Soldiers of Ukraine practice using NLAW anti tank missile able to destroy tank with ERA armor
Posted On Friday, 11 February 2022 16:23
According to pictures released by "The Dead District" Twitter account on February 11, 2022, Ukrainian soldiers from the 72nd Separated Mechanized Brigade trains with the NLAW Anti Tank missile received from the British Government.
Ukrainian soldiers practice using the NLAW man-portable anti-tank guided missile weapon. (Picture source Twitter account The Dead District)
In January 2022, the British Government has announced the supply of anti-tank weapons to Ukrainian armed forces in response to the deployment of Russian tanks, armored fighting vehicles, rocket artillery, and short-range ballistic missiles along the border with Ukraine. In January 2022, Army Recognition has reported that the British Royal Air Force have delivered NLAW light anti-armor defensive weapon systems to the Ukrainian Defense Forces, as part of the wider British Government response.
Why is so important for the Ukrainian army to have anti-tank weapons?
First, Russia is the country with the largest number of tanks and armored vehicles in the world.

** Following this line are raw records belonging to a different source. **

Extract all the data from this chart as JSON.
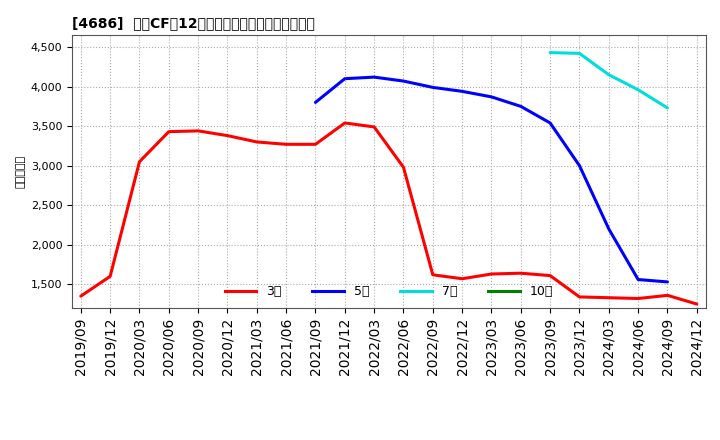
{
  "title": "[4686]  営業CFの12か月移動合計の標準偏差の推移",
  "ylabel": "（百万円）",
  "ylim": [
    1200,
    4650
  ],
  "yticks": [
    1500,
    2000,
    2500,
    3000,
    3500,
    4000,
    4500
  ],
  "background_color": "#ffffff",
  "plot_bg_color": "#ffffff",
  "grid_color": "#aaaaaa",
  "series": {
    "3year": {
      "color": "#ff0000",
      "label": "3年",
      "x": [
        "2019/09",
        "2019/12",
        "2020/03",
        "2020/06",
        "2020/09",
        "2020/12",
        "2021/03",
        "2021/06",
        "2021/09",
        "2021/12",
        "2022/03",
        "2022/06",
        "2022/09",
        "2022/12",
        "2023/03",
        "2023/06",
        "2023/09",
        "2023/12",
        "2024/03",
        "2024/06",
        "2024/09",
        "2024/12"
      ],
      "y": [
        1350,
        1600,
        3050,
        3430,
        3440,
        3380,
        3300,
        3270,
        3270,
        3540,
        3490,
        2980,
        1620,
        1570,
        1630,
        1640,
        1610,
        1340,
        1330,
        1320,
        1360,
        1250
      ]
    },
    "5year": {
      "color": "#0000ff",
      "label": "5年",
      "x": [
        "2021/09",
        "2021/12",
        "2022/03",
        "2022/06",
        "2022/09",
        "2022/12",
        "2023/03",
        "2023/06",
        "2023/09",
        "2023/12",
        "2024/03",
        "2024/06",
        "2024/09"
      ],
      "y": [
        3800,
        4100,
        4120,
        4070,
        3990,
        3940,
        3870,
        3750,
        3540,
        3000,
        2200,
        1560,
        1530
      ]
    },
    "7year": {
      "color": "#00dddd",
      "label": "7年",
      "x": [
        "2023/09",
        "2023/12",
        "2024/03",
        "2024/06",
        "2024/09"
      ],
      "y": [
        4430,
        4420,
        4150,
        3960,
        3730
      ]
    },
    "10year": {
      "color": "#008000",
      "label": "10年",
      "x": [],
      "y": []
    }
  },
  "xtick_labels": [
    "2019/09",
    "2019/12",
    "2020/03",
    "2020/06",
    "2020/09",
    "2020/12",
    "2021/03",
    "2021/06",
    "2021/09",
    "2021/12",
    "2022/03",
    "2022/06",
    "2022/09",
    "2022/12",
    "2023/03",
    "2023/06",
    "2023/09",
    "2023/12",
    "2024/03",
    "2024/06",
    "2024/09",
    "2024/12"
  ],
  "legend_labels": [
    "3年",
    "5年",
    "7年",
    "10年"
  ],
  "legend_colors": [
    "#ff0000",
    "#0000ff",
    "#00dddd",
    "#008000"
  ]
}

Citing information from the Ukrainian Ministry of Defense, Russia will have more than 1,100 main battle tanks, 2,600 APCs (Armored Personnel Carrier) and IFVs (Infantry Fighting Vehicles) and up to 1,100 artillery vehicles including self-propelled howitzers mounted on tracked chassis that can be used to destroy land targets.
According to the conventional military tactics of Russian armed forces, a rapid tempo of advance is assured by assigning tank elements to the first echelon and by using motorized rifle units with the tanks on the main axis. According to videos and pictures published on Internet, Russian armed forces have deployed BMP-2 and BMP-3 infantry fighting vehicles, T-72B3 main battle tanks and BM-27 Uragan 220mm MLRS (Multiple Launch Rocket System) along the border with Ukraine.
The NLAW was primarily designed to defeat main battle tanks or armored vehicles in close combat battle and it can be also used to attack defended positions such as bunkers. This type of weapon is also capable to be fired from within buildings in case of warfare in urban areas.
The NLAW missile has a length of 1.02 m and has a weight of 12.5 kg. It is fitted with an armor-piercing warhead that can destroy heavily protected MBTs in a single shot. The effective range of the missile is from 20 to 600 meters or up to 400 meters for moving targets. It has a flight time of less than two seconds out to 400 meters and can be launched at 45°, up or down. The missile can penetrate armor with a thickness ranging from 400 to 650 mm.
The Russian T-72B3 is protected by ERA (Explosive Reactive Armor) but the NLAW can be used to perform overfly top attack which allows the missile to be fired slightly above the tank before landing on the top of the vehicle where it is usually softer. The missile flies about a meter over the top of the tank and launches a devastating attack on the roof. The system is also extremely effective in situations where the operator can only see a tiny portion of the tank.
The armor on the BMP-2 offers the same protection as the BMP-1. The maximum hull armor thickness is 19-mm and that of the turret is 23-mm. The BMP-2 is proof against .50 caliber all around and against 7.62- mm from above.